Currently, there are very few fast paths for UTF-8 in glibc (if any).  The multi-byte and wide character handling uses the generic (code-driven) gconv interfaces, or tables for collation and character classification which are not particularly efficient for today's requirements.

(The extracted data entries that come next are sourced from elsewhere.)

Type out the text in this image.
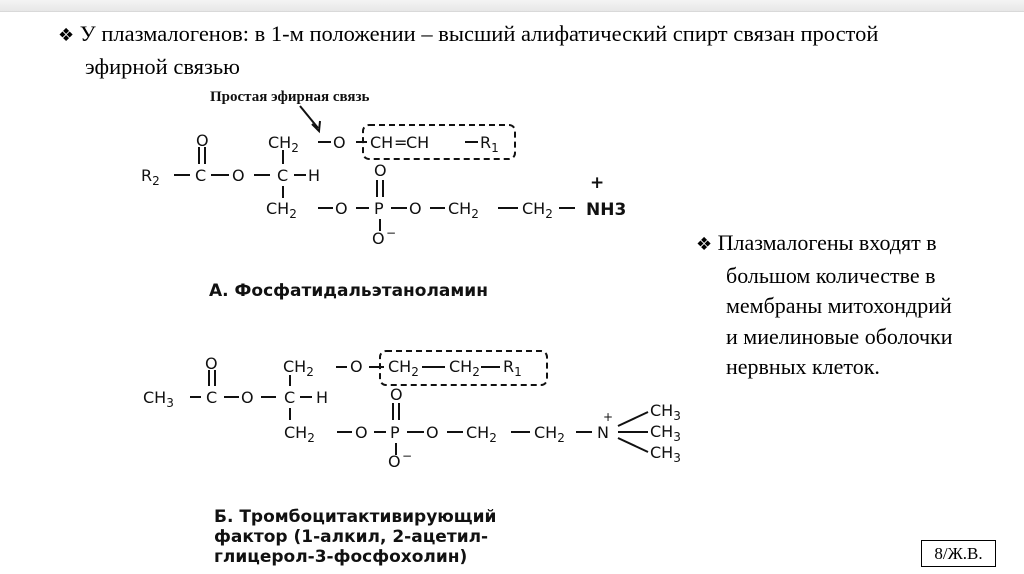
❖ У плазмалогенов: в 1-м положении – высший алифатический спирт связан простой
эфирной связью
Простая эфирная связь
А. Фосфатидальэтаноламин
Б. Тромбоцитактивирующий
фактор (1-алкил, 2-ацетил-
глицерол-3-фосфохолин)
+
NH3
O
$R_2$ C O C H
$CH_2$ O CH =
CH	$R_1$
$CH_2$ O
O
P O $CH_2$	$CH_2$
O −
O
$CH_3$ C O C H
$CH_2$ O $CH_2$ $CH_2$ $R_1$
$CH_2$	O
O
P O $CH_2$ $CH_2$ N
+ $CH_3$
$CH_3$
$CH_3$
O −
❖ Плазмалогены входят в
большом количестве в
мембраны митохондрий
и миелиновые оболочки
нервных клеток.
8/Ж.В.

The nl_langinfo interface also provides access to a few tables that need to reflect collation (several entries under _NL_COLLATE_*).  The format of these tables, while undocumented, is part of the ABI which we cannot change.  Unfortunately, this format is rather hostile to representing the full 20.6-bit Unicode range.
Comment 13 Carlos O'Donell 2019-11-12 14:20:53 UTC
When implementing this we should consider having C.UTF-8 as builtin, and if we don't do this we should file another bug to make it builtin since that would simplify a lot of code and possibly make things faster.